NEW YORK —Earlier this month, Food and Drug Administration commissioner Margaret Hamburg put the finishing touches on the agency’s new organization chart—and gone from that chart are any FDA senior officials who had worked for the agency during the previous Bush administration. That means there’s not only a new sheriff in town, there’s a whole new line of deputies as well. And judging from the actions so far this year—voluntary recalls of 14 Hydroxycut products and two Zicam SKUs, black-boxed warnings for Chantix and Zyban prescription smoking-cessation products, and a public meeting around the safety of acetaminophen with action expected to come later this year—these new regulators are looking to hit the ground running.

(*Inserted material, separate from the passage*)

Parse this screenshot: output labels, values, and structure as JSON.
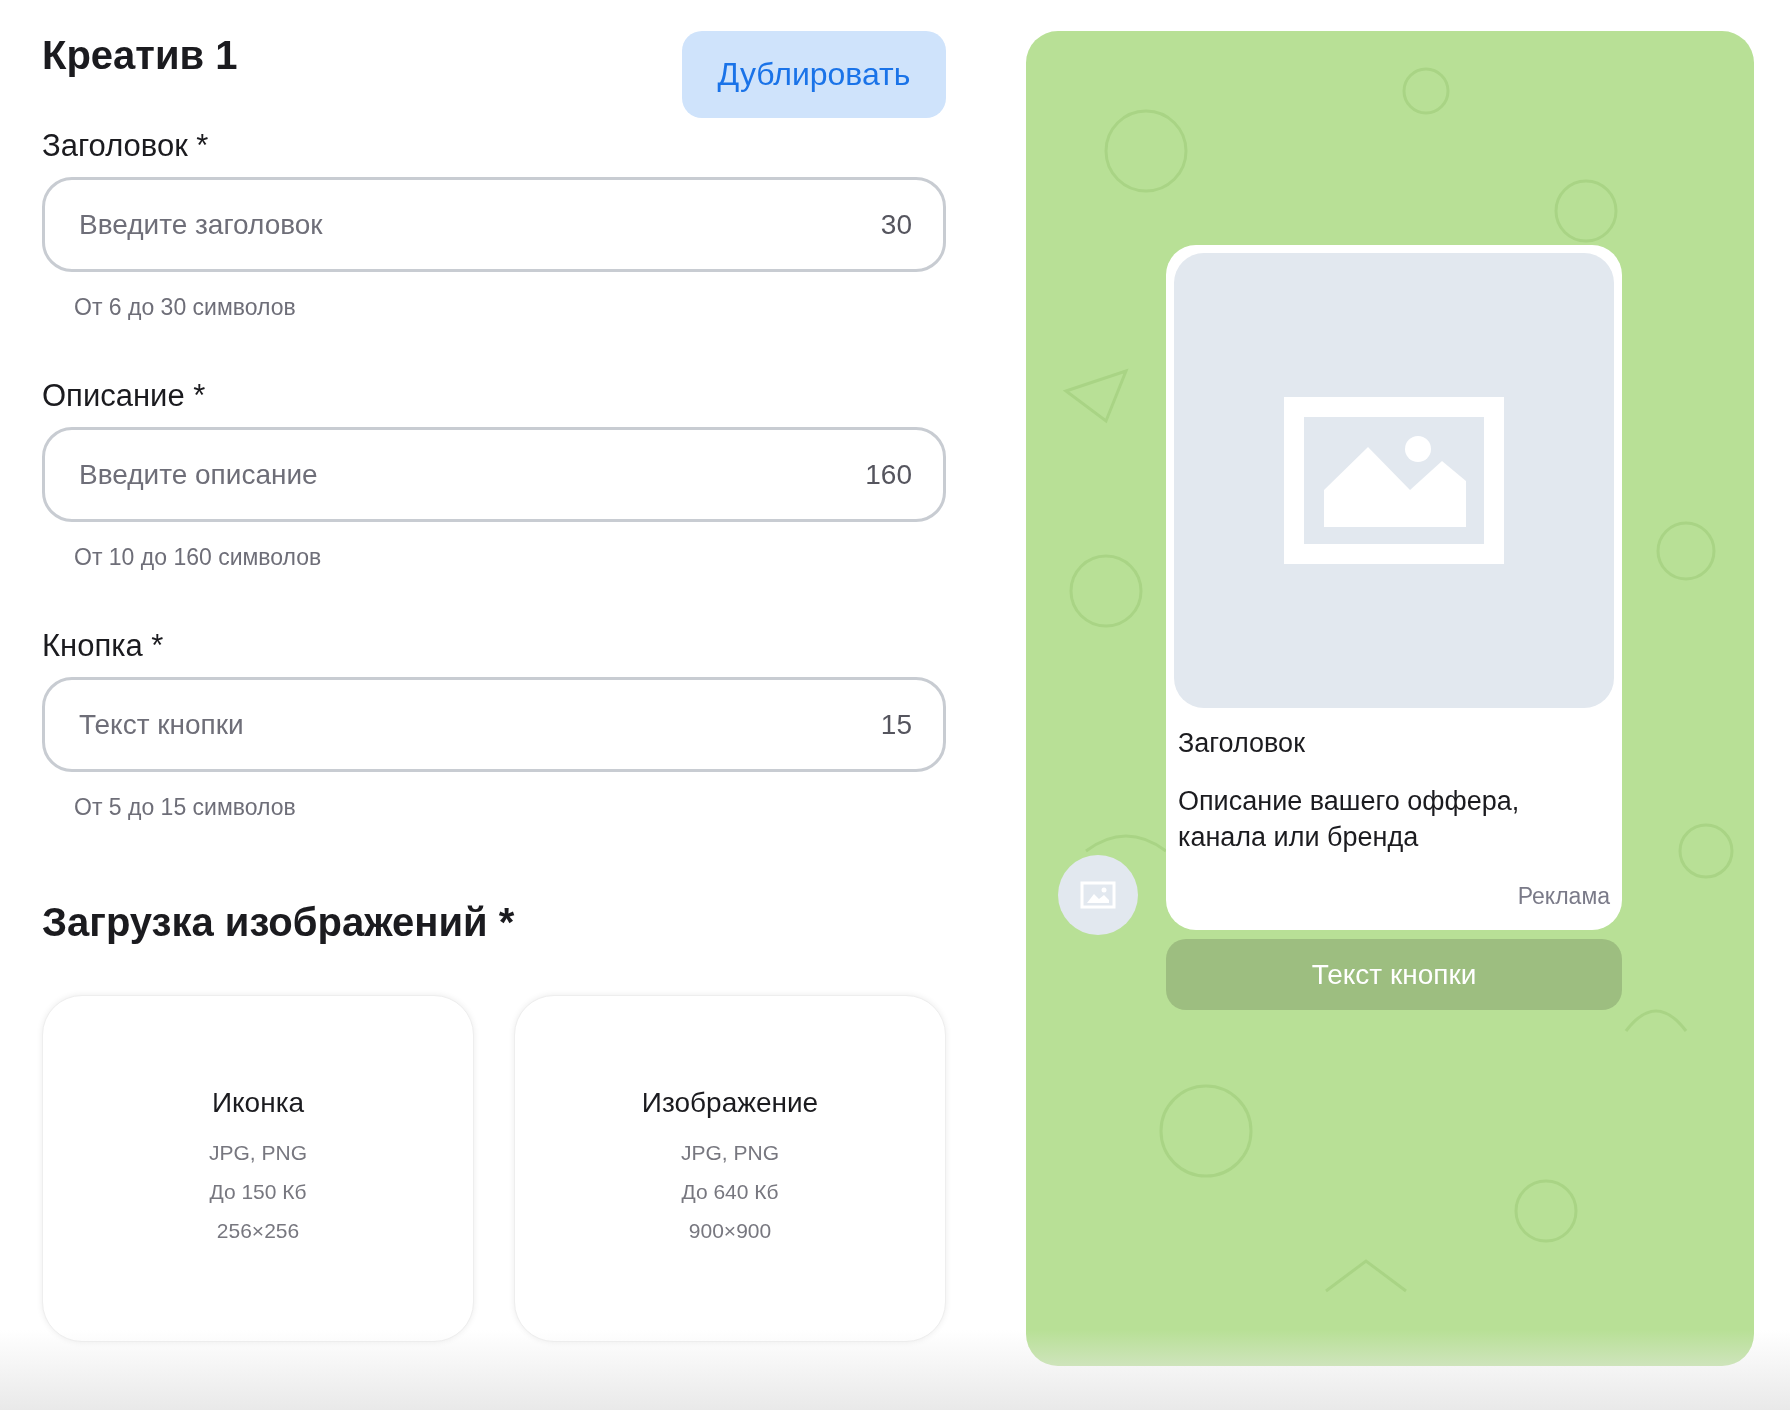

Executives throughout the industry are mixed as to how this may impact the business of over-the-counter medicines, pharmaceuticals and dietary supplements. All agree that the FDA just in the past few months has become much more aggressive in pursuing a safety-first agenda borne out of what were deemed agency failures during the last administration—including the late-in-coming Vioxx recall, contaminated heparin and the extensive peanut recall.

“In recent years, the agency has struggled to handle controversies involving the safety of regulated products, opening the door to legitimate questions from the media, the public and Congress about whether the public interest is being served,” Hamburg and deputy commissioner Joshua Sharfstein wrote in the New England Journal of Medicine last month. So one of the goals for the new FDA is to reclaim that faith in the agency. “One of the greatest challenges facing any public health agency is that of risk communication,” Hamburg wrote. “When it comes to food and drugs, even small risks can cause considerable fear and anxiety.… To be credible in all these tasks, the agency must communicate frequently and clearly about risks and benefits.”

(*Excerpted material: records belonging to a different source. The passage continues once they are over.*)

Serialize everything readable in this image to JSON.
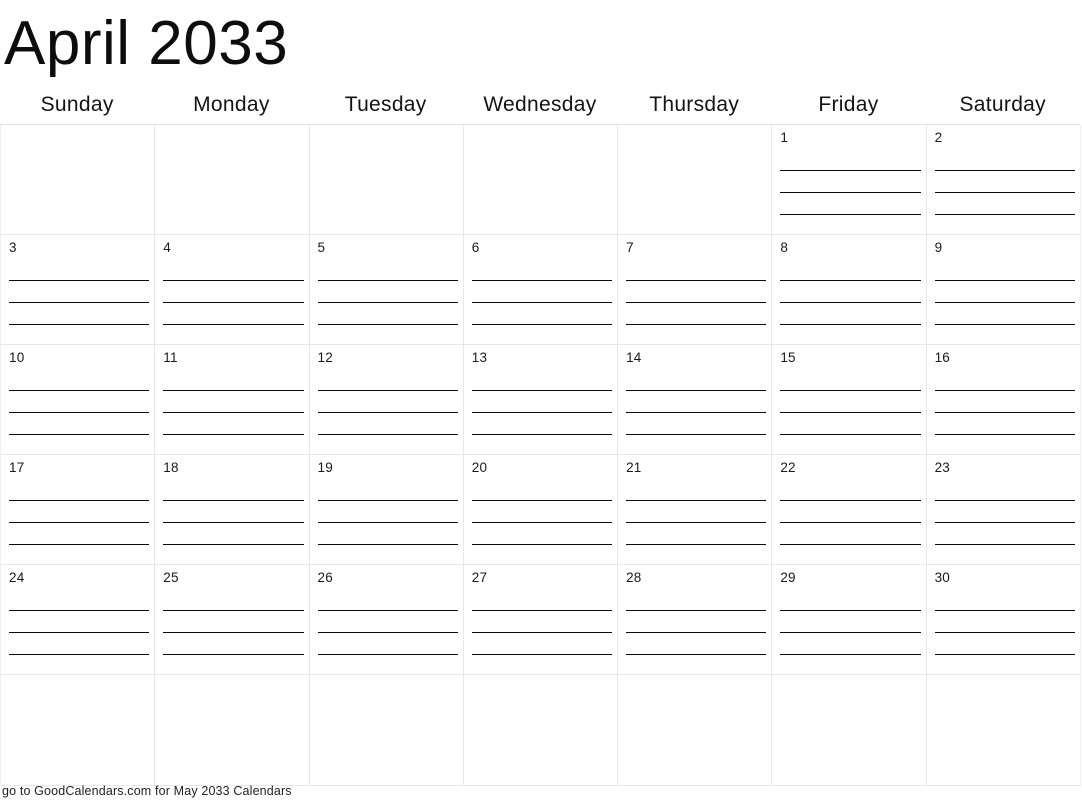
{
  "title": "April 2033",
  "weekdays": [
    "Sunday",
    "Monday",
    "Tuesday",
    "Wednesday",
    "Thursday",
    "Friday",
    "Saturday"
  ],
  "lines_per_cell": 4,
  "footer": "go to GoodCalendars.com for May 2033 Calendars",
  "colors": {
    "page_background": "#ffffff",
    "text": "#111111",
    "grid_line": "#e7e7e7",
    "write_line": "#0a0a0a"
  },
  "weeks": [
    [
      {
        "day": "",
        "lines": 0
      },
      {
        "day": "",
        "lines": 0
      },
      {
        "day": "",
        "lines": 0
      },
      {
        "day": "",
        "lines": 0
      },
      {
        "day": "",
        "lines": 0
      },
      {
        "day": "1",
        "lines": 4
      },
      {
        "day": "2",
        "lines": 4
      }
    ],
    [
      {
        "day": "3",
        "lines": 4
      },
      {
        "day": "4",
        "lines": 4
      },
      {
        "day": "5",
        "lines": 4
      },
      {
        "day": "6",
        "lines": 4
      },
      {
        "day": "7",
        "lines": 4
      },
      {
        "day": "8",
        "lines": 4
      },
      {
        "day": "9",
        "lines": 4
      }
    ],
    [
      {
        "day": "10",
        "lines": 4
      },
      {
        "day": "11",
        "lines": 4
      },
      {
        "day": "12",
        "lines": 4
      },
      {
        "day": "13",
        "lines": 4
      },
      {
        "day": "14",
        "lines": 4
      },
      {
        "day": "15",
        "lines": 4
      },
      {
        "day": "16",
        "lines": 4
      }
    ],
    [
      {
        "day": "17",
        "lines": 4
      },
      {
        "day": "18",
        "lines": 4
      },
      {
        "day": "19",
        "lines": 4
      },
      {
        "day": "20",
        "lines": 4
      },
      {
        "day": "21",
        "lines": 4
      },
      {
        "day": "22",
        "lines": 4
      },
      {
        "day": "23",
        "lines": 4
      }
    ],
    [
      {
        "day": "24",
        "lines": 4
      },
      {
        "day": "25",
        "lines": 4
      },
      {
        "day": "26",
        "lines": 4
      },
      {
        "day": "27",
        "lines": 4
      },
      {
        "day": "28",
        "lines": 4
      },
      {
        "day": "29",
        "lines": 4
      },
      {
        "day": "30",
        "lines": 4
      }
    ],
    [
      {
        "day": "",
        "lines": 0
      },
      {
        "day": "",
        "lines": 0
      },
      {
        "day": "",
        "lines": 0
      },
      {
        "day": "",
        "lines": 0
      },
      {
        "day": "",
        "lines": 0
      },
      {
        "day": "",
        "lines": 0
      },
      {
        "day": "",
        "lines": 0
      }
    ]
  ]
}
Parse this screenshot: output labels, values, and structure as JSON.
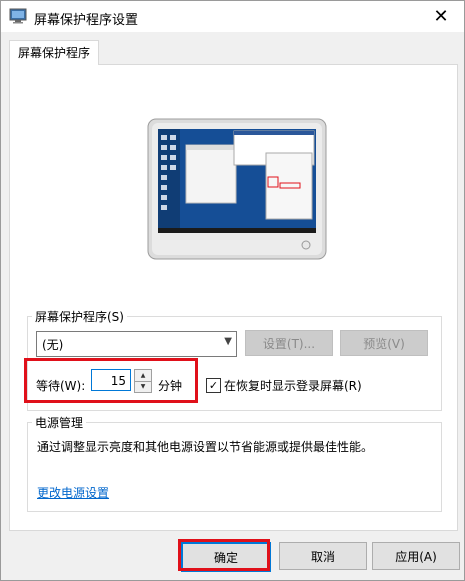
{
  "window": {
    "title": "屏幕保护程序设置",
    "close_label": "✕"
  },
  "tabs": [
    {
      "label": "屏幕保护程序"
    }
  ],
  "screensaver": {
    "group_label": "屏幕保护程序(S)",
    "selected": "(无)",
    "settings_button": "设置(T)...",
    "preview_button": "预览(V)",
    "wait_label": "等待(W):",
    "wait_value": "15",
    "minutes_label": "分钟",
    "resume_checkbox_label": "在恢复时显示登录屏幕(R)",
    "resume_checked": true
  },
  "power": {
    "group_label": "电源管理",
    "description": "通过调整显示亮度和其他电源设置以节省能源或提供最佳性能。",
    "link": "更改电源设置"
  },
  "buttons": {
    "ok": "确定",
    "cancel": "取消",
    "apply": "应用(A)"
  },
  "colors": {
    "accent": "#0078d7",
    "highlight": "#e0101a",
    "link": "#0066cc"
  }
}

Some feel that the fallout from questions of medicinal or supplement safety will be a stronger industry with proven products. This is especially true with the supplement industry, which suffers from an ill-deserved reputation that it is unregulated. Others are concerned the safety pendulum may be swinging too far, where products and the companies that produce them are besmirched by even the slightest hint of a safety concern without any chance of defending a product’s safety record before action is publicly taken.

That has many companies concerned about an FDA that acts quickly and publicly before a company has a chance to defend its product’s safety profile, more so than any concern over a more aggressive agency.